4. Des échanges aux bénéfices inégalement répartis
Si la théorie économique prône le libre échange, elle évoque rarement
la distribution de ses bénéfices. On sait que les marchés sont instables mais
aussi que certains acteurs peuvent facilement en tirer la plus grande part du
gâteau. Tout le monde ne profite pas des bienfaits du libre échange, ou du
moins équitablement. Ce n’est pas juste et cela justifie une course au toujours
plus, sous prétexte qu’il faut faire grandir le gâteau sans cesse pour
satisfaire tout le monde. Comme je l’ai déjà indiqué à maintes reprises, ce qui
compte n’est pas tant la taille du gâteau que la façon dont on le découpe. Là aussi,
cela implique des institutions et des réglementations internationales sans quoi
le libre échange perd sa légitimité.
5. Le libre échange seul crée des externalités négatives…
Nous avons beaucoup de mal à connaître nos limites et les conséquences
de notre activité à court, moyen et long terme. En créant de la croissance à l’instant
T, nous pouvons aussi menacer les générations futures, détruire notre stock
(écosystèmes, ressources naturelles, paysages,…) sans que cela ne soit pris en
compte dans le calcul de la croissance.
6. …et nous avons du mal à en mesurer les bienfaits
Mathématiquement parlant, un libre-échange pollueur ferait augmenter le
PIB (la croissance) alors qu’il affecterait négativement le bien-être. On en
revient aux limites du PIB et de la croissance mais c’est l’un des principaux
indicateurs de l’efficacité du libre échange – et le sujet de cet article. Le
libre échange est sans conteste facteur de croissance mais pas nécessairement
de bien être. Il convient donc de trouver des indicateurs complémentaires pour
mieux appréhender les mécanismes du libre échange et améliorer le
fonctionnement du commerce international.

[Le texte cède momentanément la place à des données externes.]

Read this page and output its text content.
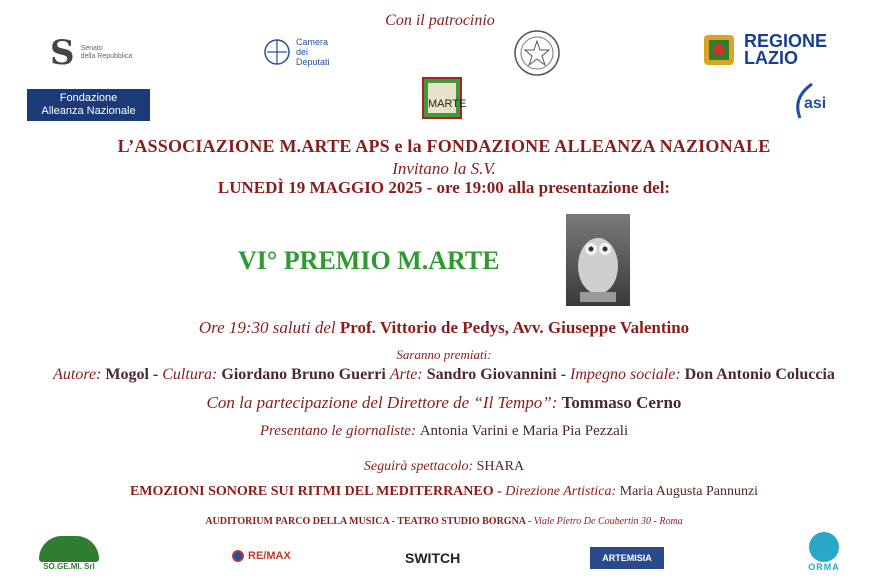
Con il patrocinio
S Senato
della Repubblica
Camera
dei
Deputati
REGIONE
LAZIO
Fondazione
Alleanza Nazionale
MARTE	asi
L’ASSOCIAZIONE M.ARTE APS e la FONDAZIONE ALLEANZA NAZIONALE
Invitano la S.V.
LUNEDÌ 19 MAGGIO 2025 - ore 19:00 alla presentazione del:
VI° PREMIO M.ARTE
Ore 19:30 saluti del Prof. Vittorio de Pedys, Avv. Giuseppe Valentino
Saranno premiati:
Autore: Mogol - Cultura: Giordano Bruno Guerri Arte: Sandro Giovannini - Impegno sociale: Don Antonio Coluccia
Con la partecipazione del Direttore de “Il Tempo”: Tommaso Cerno
Presentano le giornaliste: Antonia Varini e Maria Pia Pezzali
Seguirà spettacolo: SHARA
EMOZIONI SONORE SUI RITMI DEL MEDITERRANEO - Direzione Artistica: Maria Augusta Pannunzi
AUDITORIUM PARCO DELLA MUSICA - TEATRO STUDIO BORGNA - Viale Pietro De Coubertin 30 - Roma
SO.GE.MI. Srl
RE/MAX	SWITCH	ARTEMISIA
ORMA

De plus, les consommations intermédiaires sont croissent et peuvent se
cumuler entre elles. Autrement dit, quand un produit final est composé de
plusieurs sous-produits fabriqués partout dans le monde, les calculs ont
tendance à additionner les productions entre elles : [sous-produits 1 +
sous-produits 2 + … + sous-produits X + produit final] alors qu’il ne faudrait
ne retenir que le produit final. Cela gonfle artificiellement les chiffres du
commerce international et en fausse son analyse. Et encore ce n’est qu’un
exemple de l’imperfection des chiffres.
7. La concurrence pure et parfaite n’existe pas
Enfin, les théories du libre échange reposent en grande partie sur les
bases de l’homo œconomicus et d’une concurrence pure et parfaite. C’est une
utopie mathématique. L’humain est rationnel mais aussi irrationnel : il se
trouve entre le robot (homo œconomicus) et la bête (« l’esprit animal »
comme le disait Keynes). Le libre-échange est facteur de croissance, mais doit être sous contrôle humain.